Cyclomatic complexity is a measure of the number of paths through a particular piece of code. High cyclomatic complexity usually leads to difficulty in testing and a significant deterioration in the comprehensibility of the codebase.
The application contains 307 tables. These tables are highly interrelated.
The application uses optimization techniques such as splitting data into tables so that it could be easily filtered with table joins and indexes.
DB Schema contains a lot of indexes that should speed up a search (Now, there is no way to test how these indexes are really used by a DB planner).
Most of the tables are using Integer type for IDs, while since Rails 5.1 the Rails Core Team is advocating to use bigint (Update on Basecamp 3 being stuck in read-only as of Nov 8, 9:22am CST). For an application like this, it’s quite easy to reach the default integer max value, which could lead to an unexpected outage or switch the whole system to a read-only state.
Based on the information about the environment files, all environments are highly similar by configuration. This is a good indicator and reduces the chance of errors due to different environment settings.
The application didn’t have automated tests at all. That leads to problems with code refactoring and adaptation to new requirements. In addition, the codebase is quite large and has a lot of interconnections, which means the team will never know how any change will affect the whole system. So to prove that everything works, the business will need to invest more money in manual testing.
Tests are often used as documentation for developers to understand how the whole system works. So if there are no tests, it’s also necessary to create and support comprehensive technical documentation.
README project doesn’t contain helpful links such as API documentation, other documentation, third-party services used, as well as the development process accepted by the team, such as branching or/and deployment rules.
Bundler Audit results are perfect. That means that all the gems in the project don’t have known vulnerabilities or don’t use insecure connections.
Rubocop (ruby static code analyzer) with a default config resulted in 628 files inspected, 39155 offenses detected, 32120 offenses auto-correctable.
A big part of business logic on controllers with many filters will be a problem during the initial test suite setup. The team will need to understand every aspect of the specific part to write down even the most straightforward test examples.

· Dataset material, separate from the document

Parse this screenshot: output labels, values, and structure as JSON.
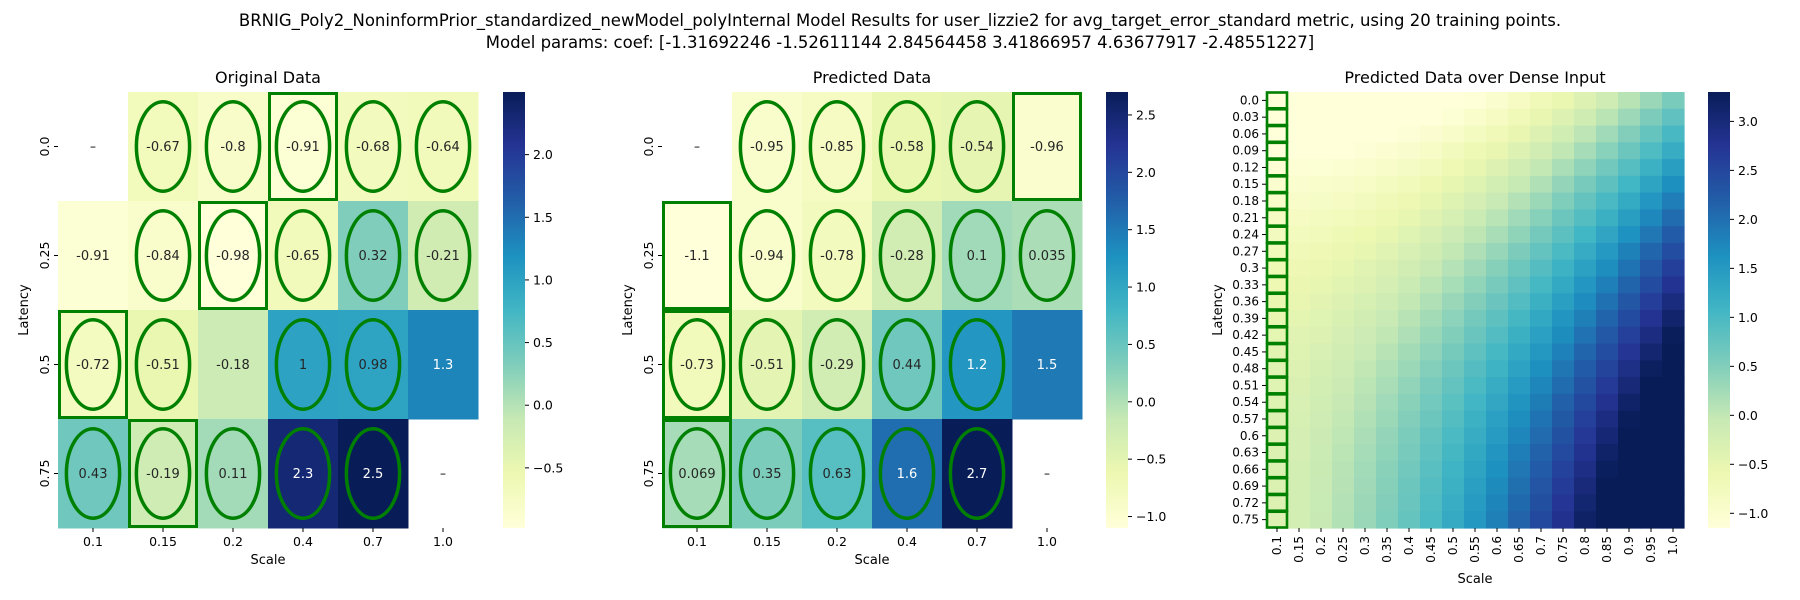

The lack of code isolation (e.g., using PORO classes) deprives the team of the ability to write unit tests on isolated logic. It is easier to test the interaction of parts of the system with each other afterward.
The app follows Rails Way, which was very popular about ten years ago. But it is written without using development approaches that guarantee quality and make it easy to maintain. Such a codebase is complicated to work with and develop. Any change in requirements and new functionality is complicated to build in. And reusing existing logic is virtually impossible. Most controllers in an application depart from the REST standards for this very reason. Because of this, they become extremely large. On the implementation side, testing is just one of the first steps needed to refactor the application. Refactoring, in the long run, Refactoring will increase the development speed and Time To Market for new functionality while increasing the system's fault tolerance.
In the Gemfile of the project, there is also no bug tracker such as Sentry or its alternatives. This leads to the difficulty of catching bugs in the production environment.
Our teams should cooperate closely to start automated tests development because of the reasons above; this will increase the time required for high quality and complete coverage of the application by automated test scenarios.